I get a subscript out of bounds
error when I restrict to time_cohort = T
:
ppool_syn <- multisynth(y ~ treat, zip, t,
fit.data, lambda=0.4, n_leads=13, n_lags=18, time_cohort=T)
Error in donors[[j]]: subscript out of bounds
Traceback:
1. multisynth(lops ~ ssd, zip, t, fit.data, lambda = 0.4, n_leads = 13,
. n_lags = 18, time_cohort = T)
2. multisynth_formatted(wide = wide, relative = T, n_leads = n_leads,
. n_lags = n_lags, nu = nu, lambda = lambda, V = V, force = force,
. n_factors = n_factors, scm = scm, time_cohort = time_cohort,
. time_w = F, lambda_t = 0, fit_resids = TRUE, eps_abs = eps_abs,
. eps_rel = eps_rel, verbose = verbose, long_df = long_df,
. how_match = how_match, ...) # at line 90-98 of file <text>
3. multisynth_qp(X = bal_mat, trt = wide$trt, mask = wide$mask,
. Z = wide$Z[, !colnames(wide$Z) %in% wide$match_covariates,
. drop = F], n_leads = n_leads, n_lags = n_lags, relative = relative,
. nu = 0, lambda = lambda, V = V, time_cohort = time_cohort,
. donors = donors, eps_rel = eps_rel, eps_abs = eps_abs, verbose = verbose) # at line 263-278 of file <text>
4. lapply(1:nrow(mask), function(j) X[[j]][donors[[j]], mask[j,
. ] == 1, drop = F]) # at line 541-542 of file <text>
5. FUN(X[[i]], ...)
The error occurs in multisynth_qp
, in the following block:
## handle X differently if it is a list
if(typeof(X) == "list") {
x_t <- lapply(1:J, function(j) colSums(X[[j]][which_t[[j]], mask[j,]==1, drop=F]))
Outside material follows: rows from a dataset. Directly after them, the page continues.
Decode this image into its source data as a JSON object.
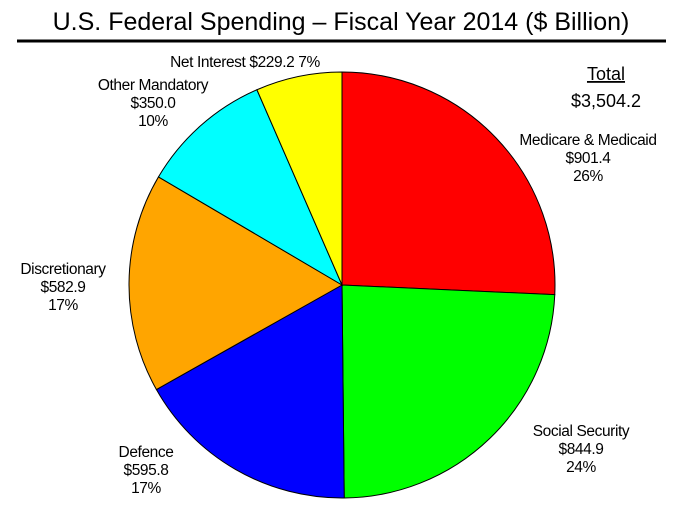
{
  "chart_data": {
    "type": "pie",
    "title": "U.S. Federal Spending – Fiscal Year 2014 ($ Billion)",
    "total_heading": "Total",
    "total_value": "$3,504.2",
    "slices": [
      {
        "name": "Medicare & Medicaid",
        "value": 901.4,
        "value_label": "$901.4",
        "percent_label": "26%",
        "color": "#ff0000"
      },
      {
        "name": "Social Security",
        "value": 844.9,
        "value_label": "$844.9",
        "percent_label": "24%",
        "color": "#00ff00"
      },
      {
        "name": "Defence",
        "value": 595.8,
        "value_label": "$595.8",
        "percent_label": "17%",
        "color": "#0000ff"
      },
      {
        "name": "Discretionary",
        "value": 582.9,
        "value_label": "$582.9",
        "percent_label": "17%",
        "color": "#ffa500"
      },
      {
        "name": "Other Mandatory",
        "value": 350.0,
        "value_label": "$350.0",
        "percent_label": "10%",
        "color": "#00ffff"
      },
      {
        "name": "Net Interest",
        "value": 229.2,
        "value_label": "$229.2",
        "percent_label": "7%",
        "color": "#ffff00"
      }
    ]
  }
}
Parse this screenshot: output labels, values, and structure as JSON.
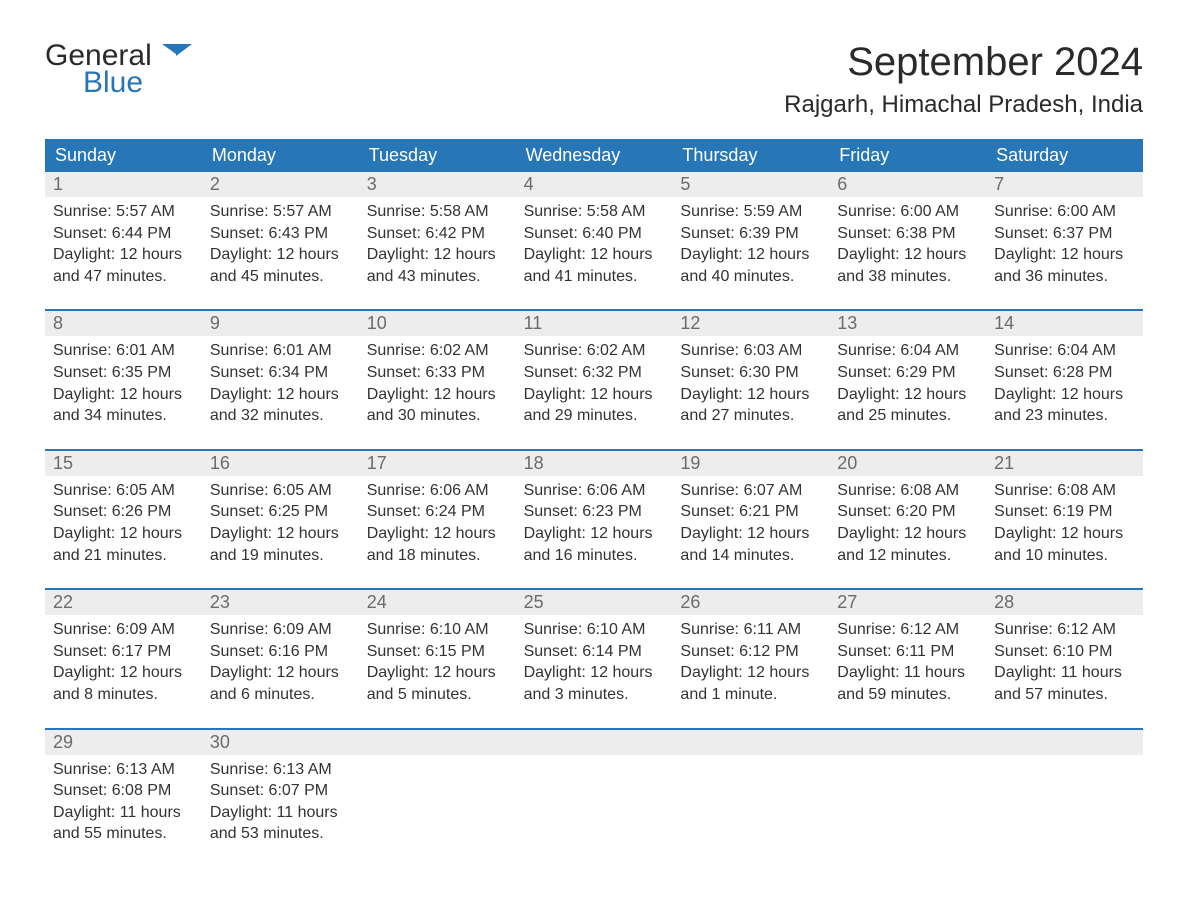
{
  "logo": {
    "line1": "General",
    "line2": "Blue"
  },
  "title": "September 2024",
  "location": "Rajgarh, Himachal Pradesh, India",
  "colors": {
    "header_bg": "#2676b8",
    "header_text": "#ffffff",
    "daynum_bg": "#ededed",
    "daynum_text": "#6b6b6b",
    "body_text": "#333333",
    "week_border": "#2676b8",
    "logo_blue": "#2676b8",
    "page_bg": "#ffffff"
  },
  "day_headers": [
    "Sunday",
    "Monday",
    "Tuesday",
    "Wednesday",
    "Thursday",
    "Friday",
    "Saturday"
  ],
  "weeks": [
    [
      {
        "day": "1",
        "sunrise": "Sunrise: 5:57 AM",
        "sunset": "Sunset: 6:44 PM",
        "d1": "Daylight: 12 hours",
        "d2": "and 47 minutes."
      },
      {
        "day": "2",
        "sunrise": "Sunrise: 5:57 AM",
        "sunset": "Sunset: 6:43 PM",
        "d1": "Daylight: 12 hours",
        "d2": "and 45 minutes."
      },
      {
        "day": "3",
        "sunrise": "Sunrise: 5:58 AM",
        "sunset": "Sunset: 6:42 PM",
        "d1": "Daylight: 12 hours",
        "d2": "and 43 minutes."
      },
      {
        "day": "4",
        "sunrise": "Sunrise: 5:58 AM",
        "sunset": "Sunset: 6:40 PM",
        "d1": "Daylight: 12 hours",
        "d2": "and 41 minutes."
      },
      {
        "day": "5",
        "sunrise": "Sunrise: 5:59 AM",
        "sunset": "Sunset: 6:39 PM",
        "d1": "Daylight: 12 hours",
        "d2": "and 40 minutes."
      },
      {
        "day": "6",
        "sunrise": "Sunrise: 6:00 AM",
        "sunset": "Sunset: 6:38 PM",
        "d1": "Daylight: 12 hours",
        "d2": "and 38 minutes."
      },
      {
        "day": "7",
        "sunrise": "Sunrise: 6:00 AM",
        "sunset": "Sunset: 6:37 PM",
        "d1": "Daylight: 12 hours",
        "d2": "and 36 minutes."
      }
    ],
    [
      {
        "day": "8",
        "sunrise": "Sunrise: 6:01 AM",
        "sunset": "Sunset: 6:35 PM",
        "d1": "Daylight: 12 hours",
        "d2": "and 34 minutes."
      },
      {
        "day": "9",
        "sunrise": "Sunrise: 6:01 AM",
        "sunset": "Sunset: 6:34 PM",
        "d1": "Daylight: 12 hours",
        "d2": "and 32 minutes."
      },
      {
        "day": "10",
        "sunrise": "Sunrise: 6:02 AM",
        "sunset": "Sunset: 6:33 PM",
        "d1": "Daylight: 12 hours",
        "d2": "and 30 minutes."
      },
      {
        "day": "11",
        "sunrise": "Sunrise: 6:02 AM",
        "sunset": "Sunset: 6:32 PM",
        "d1": "Daylight: 12 hours",
        "d2": "and 29 minutes."
      },
      {
        "day": "12",
        "sunrise": "Sunrise: 6:03 AM",
        "sunset": "Sunset: 6:30 PM",
        "d1": "Daylight: 12 hours",
        "d2": "and 27 minutes."
      },
      {
        "day": "13",
        "sunrise": "Sunrise: 6:04 AM",
        "sunset": "Sunset: 6:29 PM",
        "d1": "Daylight: 12 hours",
        "d2": "and 25 minutes."
      },
      {
        "day": "14",
        "sunrise": "Sunrise: 6:04 AM",
        "sunset": "Sunset: 6:28 PM",
        "d1": "Daylight: 12 hours",
        "d2": "and 23 minutes."
      }
    ],
    [
      {
        "day": "15",
        "sunrise": "Sunrise: 6:05 AM",
        "sunset": "Sunset: 6:26 PM",
        "d1": "Daylight: 12 hours",
        "d2": "and 21 minutes."
      },
      {
        "day": "16",
        "sunrise": "Sunrise: 6:05 AM",
        "sunset": "Sunset: 6:25 PM",
        "d1": "Daylight: 12 hours",
        "d2": "and 19 minutes."
      },
      {
        "day": "17",
        "sunrise": "Sunrise: 6:06 AM",
        "sunset": "Sunset: 6:24 PM",
        "d1": "Daylight: 12 hours",
        "d2": "and 18 minutes."
      },
      {
        "day": "18",
        "sunrise": "Sunrise: 6:06 AM",
        "sunset": "Sunset: 6:23 PM",
        "d1": "Daylight: 12 hours",
        "d2": "and 16 minutes."
      },
      {
        "day": "19",
        "sunrise": "Sunrise: 6:07 AM",
        "sunset": "Sunset: 6:21 PM",
        "d1": "Daylight: 12 hours",
        "d2": "and 14 minutes."
      },
      {
        "day": "20",
        "sunrise": "Sunrise: 6:08 AM",
        "sunset": "Sunset: 6:20 PM",
        "d1": "Daylight: 12 hours",
        "d2": "and 12 minutes."
      },
      {
        "day": "21",
        "sunrise": "Sunrise: 6:08 AM",
        "sunset": "Sunset: 6:19 PM",
        "d1": "Daylight: 12 hours",
        "d2": "and 10 minutes."
      }
    ],
    [
      {
        "day": "22",
        "sunrise": "Sunrise: 6:09 AM",
        "sunset": "Sunset: 6:17 PM",
        "d1": "Daylight: 12 hours",
        "d2": "and 8 minutes."
      },
      {
        "day": "23",
        "sunrise": "Sunrise: 6:09 AM",
        "sunset": "Sunset: 6:16 PM",
        "d1": "Daylight: 12 hours",
        "d2": "and 6 minutes."
      },
      {
        "day": "24",
        "sunrise": "Sunrise: 6:10 AM",
        "sunset": "Sunset: 6:15 PM",
        "d1": "Daylight: 12 hours",
        "d2": "and 5 minutes."
      },
      {
        "day": "25",
        "sunrise": "Sunrise: 6:10 AM",
        "sunset": "Sunset: 6:14 PM",
        "d1": "Daylight: 12 hours",
        "d2": "and 3 minutes."
      },
      {
        "day": "26",
        "sunrise": "Sunrise: 6:11 AM",
        "sunset": "Sunset: 6:12 PM",
        "d1": "Daylight: 12 hours",
        "d2": "and 1 minute."
      },
      {
        "day": "27",
        "sunrise": "Sunrise: 6:12 AM",
        "sunset": "Sunset: 6:11 PM",
        "d1": "Daylight: 11 hours",
        "d2": "and 59 minutes."
      },
      {
        "day": "28",
        "sunrise": "Sunrise: 6:12 AM",
        "sunset": "Sunset: 6:10 PM",
        "d1": "Daylight: 11 hours",
        "d2": "and 57 minutes."
      }
    ],
    [
      {
        "day": "29",
        "sunrise": "Sunrise: 6:13 AM",
        "sunset": "Sunset: 6:08 PM",
        "d1": "Daylight: 11 hours",
        "d2": "and 55 minutes."
      },
      {
        "day": "30",
        "sunrise": "Sunrise: 6:13 AM",
        "sunset": "Sunset: 6:07 PM",
        "d1": "Daylight: 11 hours",
        "d2": "and 53 minutes."
      },
      {
        "empty": true
      },
      {
        "empty": true
      },
      {
        "empty": true
      },
      {
        "empty": true
      },
      {
        "empty": true
      }
    ]
  ]
}
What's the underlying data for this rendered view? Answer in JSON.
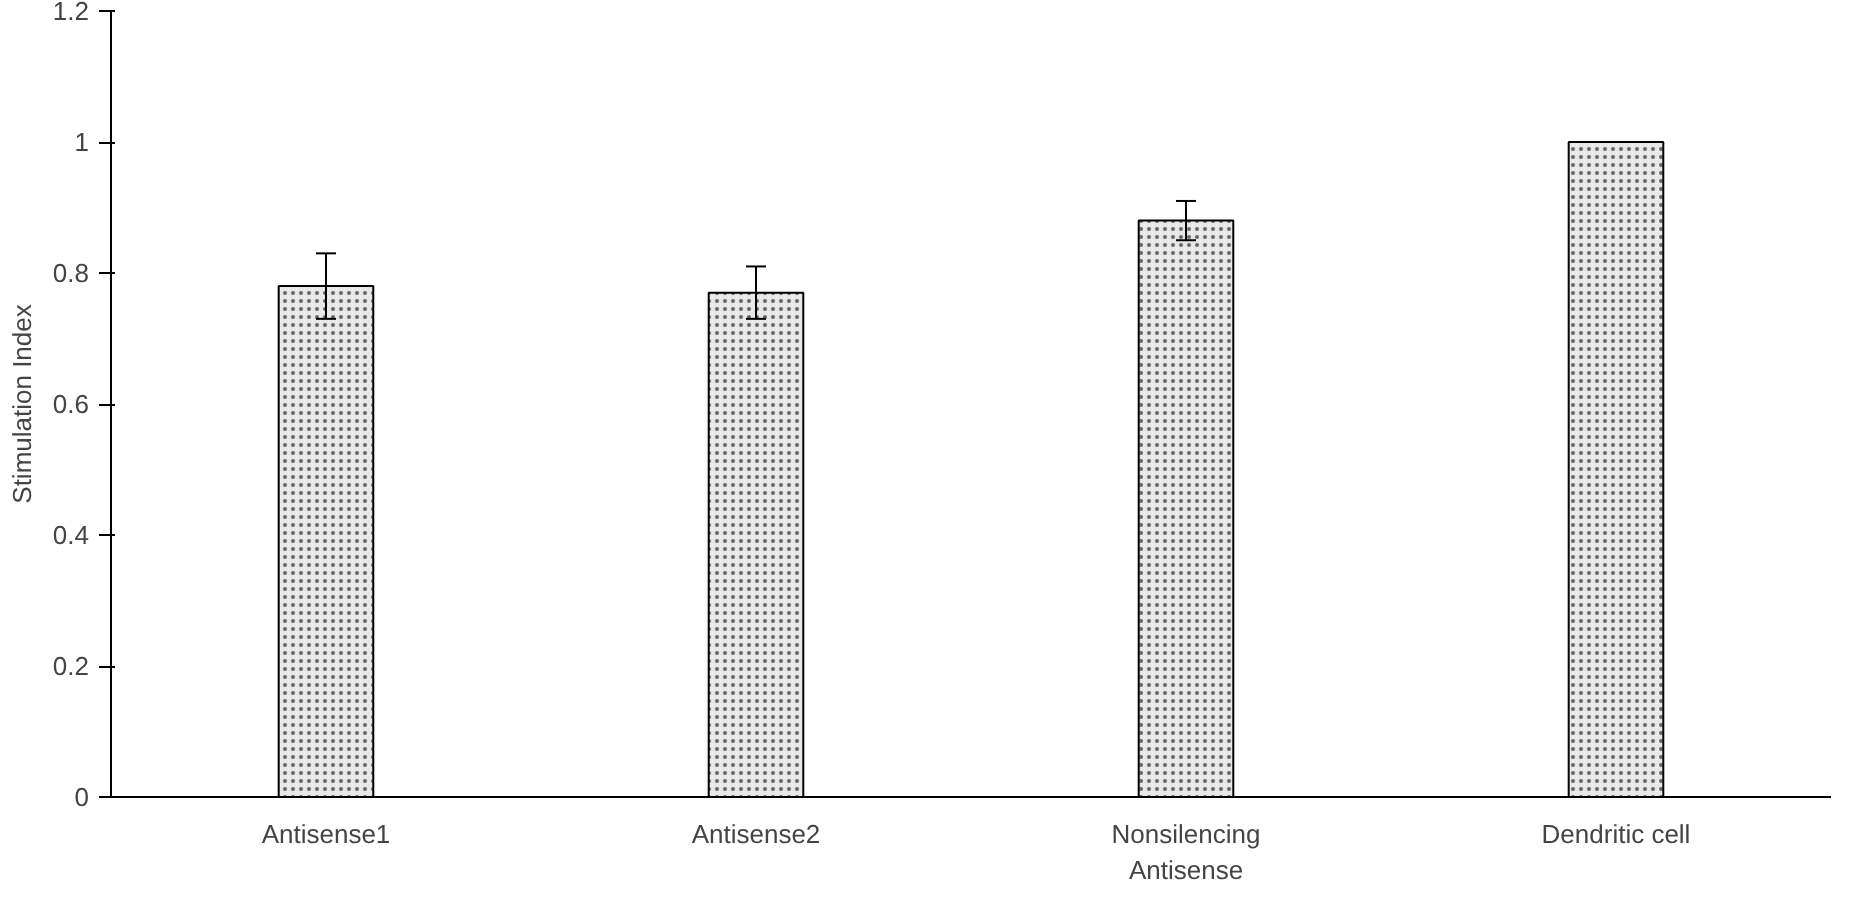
{
  "chart_data": {
    "type": "bar",
    "ylabel": "Stimulation Index",
    "categories": [
      "Antisense1",
      "Antisense2",
      "Nonsilencing\nAntisense",
      "Dendritic cell"
    ],
    "values": [
      0.78,
      0.77,
      0.88,
      1.0
    ],
    "errors": [
      0.05,
      0.04,
      0.03,
      null
    ],
    "color": "#e8e8e8",
    "ylim": [
      0,
      1.2
    ],
    "yticks": [
      0,
      0.2,
      0.4,
      0.6,
      0.8,
      1,
      1.2
    ],
    "grid": false
  }
}
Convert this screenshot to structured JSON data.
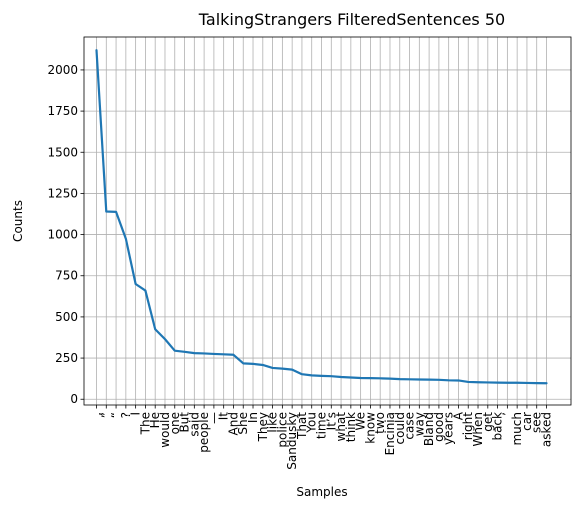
{
  "chart_data": {
    "type": "line",
    "title": "TalkingStrangers FilteredSentences 50",
    "xlabel": "Samples",
    "ylabel": "Counts",
    "ylim": [
      -35,
      2200
    ],
    "yticks": [
      0,
      250,
      500,
      750,
      1000,
      1250,
      1500,
      1750,
      2000
    ],
    "grid": true,
    "line_color": "#1f77b4",
    "categories": [
      ",",
      "”",
      "“",
      "?",
      "I",
      "The",
      "He",
      "would",
      "one",
      "But",
      "said",
      "people",
      "—",
      "It",
      "And",
      "She",
      "In",
      "They",
      "like",
      "police",
      "Sandusky",
      "That",
      "You",
      "time",
      "It’s",
      "what",
      "think",
      "We",
      "know",
      "two",
      "Encinia",
      "could",
      "case",
      "way",
      "Bland",
      "good",
      "years",
      "A",
      "right",
      "When",
      "get",
      "back",
      "’",
      "much",
      "car",
      "see",
      "asked"
    ],
    "values": [
      2120,
      1140,
      1138,
      975,
      700,
      660,
      425,
      365,
      295,
      288,
      280,
      278,
      275,
      273,
      270,
      218,
      215,
      208,
      190,
      186,
      180,
      152,
      145,
      142,
      140,
      135,
      132,
      129,
      128,
      127,
      125,
      122,
      121,
      120,
      119,
      118,
      115,
      114,
      105,
      103,
      102,
      101,
      100,
      100,
      99,
      98,
      97
    ]
  }
}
# Xc contains pre-treatment data for valid donor units
Xc <- lapply(1:nrow(mask),
function(j) X[[j]][donors[[j]], mask[j,]==1, drop=F])
# std dev of outcomes for first treatment time
sdx <- sd(X[[1]][is.finite(trt)])
} else {
x_t <- lapply(1:J, function(j) colSums(X[which_t[[j]], mask[j,]==1, drop=F]))
# Xc contains pre-treatment data for valid donor units
Xc <- lapply(1:nrow(mask),
function(j) X[donors[[j]], mask[j,]==1, drop=F])
# std dev of outcomes
sdx <- sd(X[is.finite(trt)])
}
If I print the dimension of mask and donors, I get (21, 38) and (17,), respectively. So obviously, there will be no data for j=18,..,21 in donors, and this is why we get an indexing error. If I look more closely at mask, there are four rows with NAs (in just the last 6 columns). When I set time_cohort=F
, the dimensions are (1580, 38) and (1580,), and we don't have this issue, however, the problem is too large in this case.